Il faut ajouter qu'en termes d'infrastructures sportives, l'Angleterre – où les demi-finales et la finale de la revue continentale étaient déjà prévues – pouvait également fournir tout le nécessaire à la conduite d'un tournoi, du premier au dernier match. En effet, au niveau des stades et des terrains d'entraînement, Londres à elle seule suffirait. Et ce n'est pas un hasard si le Premier ministre Johnson a déclaré ces derniers jours que le pays d'outre-Manche serait prêt à accueillir un plus grand nombre de matches (voire tous) de l'Euro 2020, si cela était nécessaire.

4) Se concentrer sur l'Angleterre signifierait-il résoudre tous les problèmes?

Pour le moment, la réponse à cette question est encore incertaine, et donc non affirmative. D'abord parce qu'au-delà des chiffres encourageants, prévoir ce qui va se passer d'ici mai / juin en Angleterre, d'un point de vue épidémiologique, reste compliqué. Et comme Koch l'a toujours déclaré récemment, décider de placer tous les espoirs dans un seul endroit au lieu de douze, signifierait couper définitivement les jambes de l'événement si les développements sanitaires ne permettaient pas l'événement. Cette dernière hypothèse, qui avec l'avènement des nouvelles variantes – qui mettent plus d'un pays en difficulté – est tout sauf écartée.

Un changement de cap par rapport à la planification initiale entraînerait également une série de problèmes qui seraient ensuite résolus en peu de temps. Principalement lié aux fans, qui pour le moment ont acheté des billets pour des matchs dispersés sur la moitié du continent, avec des séjours conséquents et des vols réservés pendant des mois vers les différents endroits. Être en mesure de les rembourser ou de les détourner vers n'importe quel nouvel (et unique) emplacement, ne serait pas une tâche facile. Il en est de même pour les différentes équipes nationales qui, il y a des mois, avaient déjà choisi les infrastructures d'hébergement et d'entraînement lors de la revue continentale. Tout réorganiser en peu de temps, peut-être partager ce qu'une seule ville a à offrir, serait compliqué.

5) Que signifierait un changement de cap pour la Suisse de Vladimir Petkovic?

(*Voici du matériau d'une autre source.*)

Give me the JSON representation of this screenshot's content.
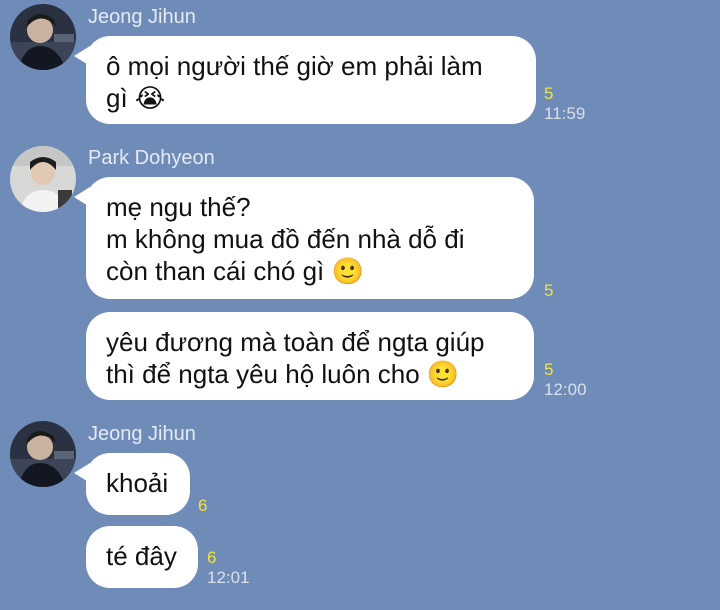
{
  "messages": [
    {
      "sender": "Jeong Jihun",
      "lines": [
        "ô mọi người thế giờ em phải làm",
        "gì 😭"
      ],
      "count": "5",
      "time": "11:59"
    },
    {
      "sender": "Park Dohyeon",
      "lines": [
        "mẹ ngu thế?",
        "m không mua đồ đến nhà dỗ đi",
        "còn than cái chó gì 🙂"
      ],
      "count": "5",
      "time": ""
    },
    {
      "sender": "",
      "lines": [
        "yêu đương mà toàn để ngta giúp",
        "thì để ngta yêu hộ luôn cho 🙂"
      ],
      "count": "5",
      "time": "12:00"
    },
    {
      "sender": "Jeong Jihun",
      "lines": [
        "khoải"
      ],
      "count": "6",
      "time": ""
    },
    {
      "sender": "",
      "lines": [
        "té đây"
      ],
      "count": "6",
      "time": "12:01"
    }
  ],
  "icons": {
    "avatar_jihun": "user-avatar-dark",
    "avatar_dohyeon": "user-avatar-light"
  },
  "colors": {
    "background": "#6f8bb8",
    "bubble": "#ffffff",
    "read_count": "#f3e23a"
  }
}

Tout d'abord, un changement de plans, comme déjà évoqué, du point de vue du salon. Avec de nombreuses salutations au Sheraton Parco de 'Medici Hotel et au centre de formation Trigoria, qui est d'ailleurs inutilisable pour les Suisses même si Rome devait être confirmée comme lieu, en raison de quelques rénovations. Mais aussi moins de déplacements, car les matches à l'extérieur en Angleterre pourraient difficilement s'avérer plus longs que Bakou-Rome-Bakou pour les trois matches du groupe A, en phase de groupes. Le facteur «opposant public» serait également un peu moins important, ce qui aurait certainement joué un rôle important à Rome contre l'Italie et à Bakou contre la Turquie – un pays géographiquement proche de l'Azerbaïdjan.

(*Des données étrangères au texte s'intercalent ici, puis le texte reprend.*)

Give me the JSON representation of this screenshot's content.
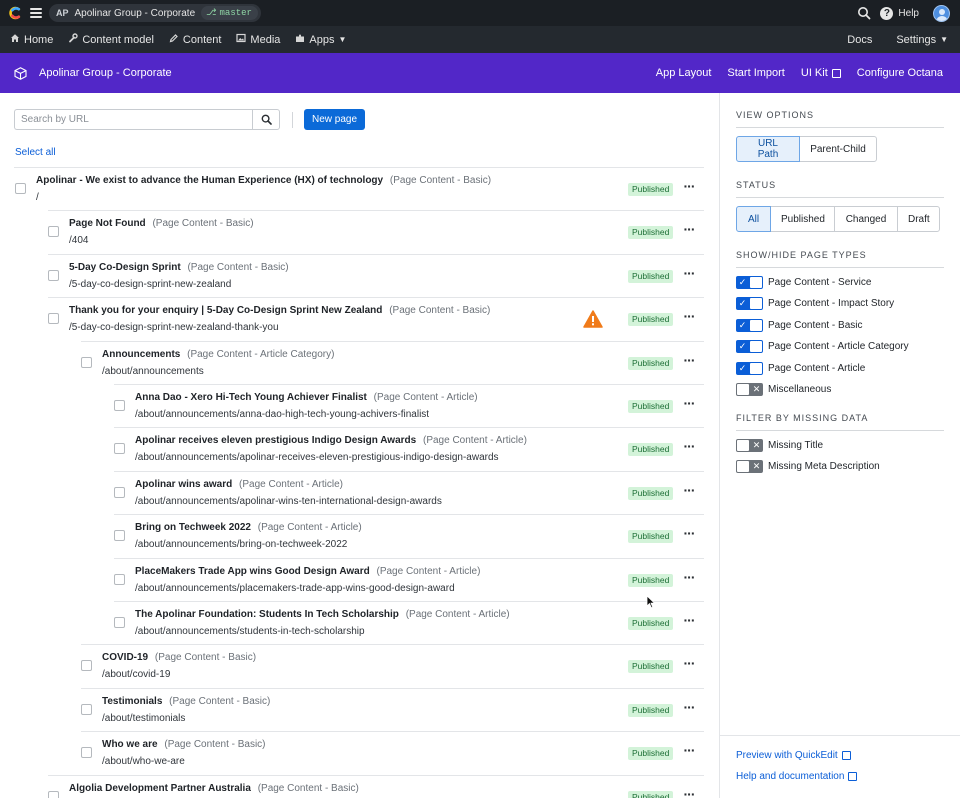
{
  "topbar": {
    "project_initials": "AP",
    "project_name": "Apolinar Group - Corporate",
    "branch": "master",
    "help_label": "Help",
    "icons": [
      "contentful-logo",
      "hamburger-icon",
      "branch-icon",
      "search-icon",
      "help-icon",
      "avatar"
    ]
  },
  "nav": {
    "home": "Home",
    "content_model": "Content model",
    "content": "Content",
    "media": "Media",
    "apps": "Apps",
    "docs": "Docs",
    "settings": "Settings"
  },
  "header": {
    "title": "Apolinar Group - Corporate",
    "links": {
      "app_layout": "App Layout",
      "start_import": "Start Import",
      "ui_kit": "UI Kit",
      "configure": "Configure Octana"
    },
    "accent": "#5227c8"
  },
  "toolbar": {
    "search_placeholder": "Search by URL",
    "new_page": "New page",
    "select_all": "Select all"
  },
  "rows": [
    {
      "title": "Apolinar - We exist to advance the Human Experience (HX) of technology",
      "type": "(Page Content - Basic)",
      "path": "/",
      "status": "Published"
    },
    {
      "title": "Page Not Found",
      "type": "(Page Content - Basic)",
      "path": "/404",
      "status": "Published"
    },
    {
      "title": "5-Day Co-Design Sprint",
      "type": "(Page Content - Basic)",
      "path": "/5-day-co-design-sprint-new-zealand",
      "status": "Published"
    },
    {
      "title": "Thank you for your enquiry | 5-Day Co-Design Sprint New Zealand",
      "type": "(Page Content - Basic)",
      "path": "/5-day-co-design-sprint-new-zealand-thank-you",
      "status": "Published",
      "warning": true
    },
    {
      "title": "Announcements",
      "type": "(Page Content - Article Category)",
      "path": "/about/announcements",
      "status": "Published"
    },
    {
      "title": "Anna Dao - Xero Hi-Tech Young Achiever Finalist",
      "type": "(Page Content - Article)",
      "path": "/about/announcements/anna-dao-high-tech-young-achivers-finalist",
      "status": "Published"
    },
    {
      "title": "Apolinar receives eleven prestigious Indigo Design Awards",
      "type": "(Page Content - Article)",
      "path": "/about/announcements/apolinar-receives-eleven-prestigious-indigo-design-awards",
      "status": "Published"
    },
    {
      "title": "Apolinar wins award",
      "type": "(Page Content - Article)",
      "path": "/about/announcements/apolinar-wins-ten-international-design-awards",
      "status": "Published"
    },
    {
      "title": "Bring on Techweek 2022",
      "type": "(Page Content - Article)",
      "path": "/about/announcements/bring-on-techweek-2022",
      "status": "Published"
    },
    {
      "title": "PlaceMakers Trade App wins Good Design Award",
      "type": "(Page Content - Article)",
      "path": "/about/announcements/placemakers-trade-app-wins-good-design-award",
      "status": "Published"
    },
    {
      "title": "The Apolinar Foundation: Students In Tech Scholarship",
      "type": "(Page Content - Article)",
      "path": "/about/announcements/students-in-tech-scholarship",
      "status": "Published"
    },
    {
      "title": "COVID-19",
      "type": "(Page Content - Basic)",
      "path": "/about/covid-19",
      "status": "Published"
    },
    {
      "title": "Testimonials",
      "type": "(Page Content - Basic)",
      "path": "/about/testimonials",
      "status": "Published"
    },
    {
      "title": "Who we are",
      "type": "(Page Content - Basic)",
      "path": "/about/who-we-are",
      "status": "Published"
    },
    {
      "title": "Algolia Development Partner Australia",
      "type": "(Page Content - Basic)",
      "path": "",
      "status": "Published"
    }
  ],
  "sidebar": {
    "view_options": {
      "title": "VIEW OPTIONS",
      "buttons": [
        "URL Path",
        "Parent-Child"
      ],
      "active": "URL Path"
    },
    "status": {
      "title": "STATUS",
      "buttons": [
        "All",
        "Published",
        "Changed",
        "Draft"
      ],
      "active": "All"
    },
    "page_types": {
      "title": "SHOW/HIDE PAGE TYPES",
      "items": [
        {
          "label": "Page Content - Service",
          "on": true
        },
        {
          "label": "Page Content - Impact Story",
          "on": true
        },
        {
          "label": "Page Content - Basic",
          "on": true
        },
        {
          "label": "Page Content - Article Category",
          "on": true
        },
        {
          "label": "Page Content - Article",
          "on": true
        },
        {
          "label": "Miscellaneous",
          "on": false
        }
      ]
    },
    "missing": {
      "title": "FILTER BY MISSING DATA",
      "items": [
        {
          "label": "Missing Title",
          "on": false
        },
        {
          "label": "Missing Meta Description",
          "on": false
        }
      ]
    },
    "links": {
      "preview": "Preview with QuickEdit",
      "help": "Help and documentation"
    }
  },
  "colors": {
    "primary_button": "#0b6ad8",
    "published_badge_bg": "#d3f3d9",
    "published_badge_text": "#1c6e35",
    "warning": "#f07b1a"
  }
}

6) L'Euro 2020 aura-t-il lieu à la fin ou sera-t-il de nouveau reporté?

Il est impossible de le dire avec certitude aujourd'hui. Cependant, un deuxième report – également sur la base de ce que l'UEFA a récemment déclaré – semblerait vraiment une mesure extrême, à laquelle Nyon ne recourrait qu'en dernier recours. Aussi parce que par rapport à il y a douze mois – lorsque la pandémie était dans sa première phase aiguë et que les connaissances pour la contrer l'étaient beaucoup moins – aujourd'hui, le football a trouvé des moyens de coexister avec le virus. À cet égard, l'UEFA avait craint trois scénarios avant le championnat d'Europe de cette année, en ce qui concerne les supporters. En bref: les stades pourront accueillir tous les supporters prévus par la capacité de l'infrastructure, seulement un pourcentage ou aucun, jouant ainsi à huis clos. Ce scénario a déjà été adopté et largement testé par l'UEFA en Champions et en Europa League, donc l'hypothèse de le voir également mis en œuvre lors de la revue continentale – plutôt qu'un éventuel deuxième report – ne serait pas si impensable. Même avec toutes les conséquences de l'affaire, à la fois économiques et d'image.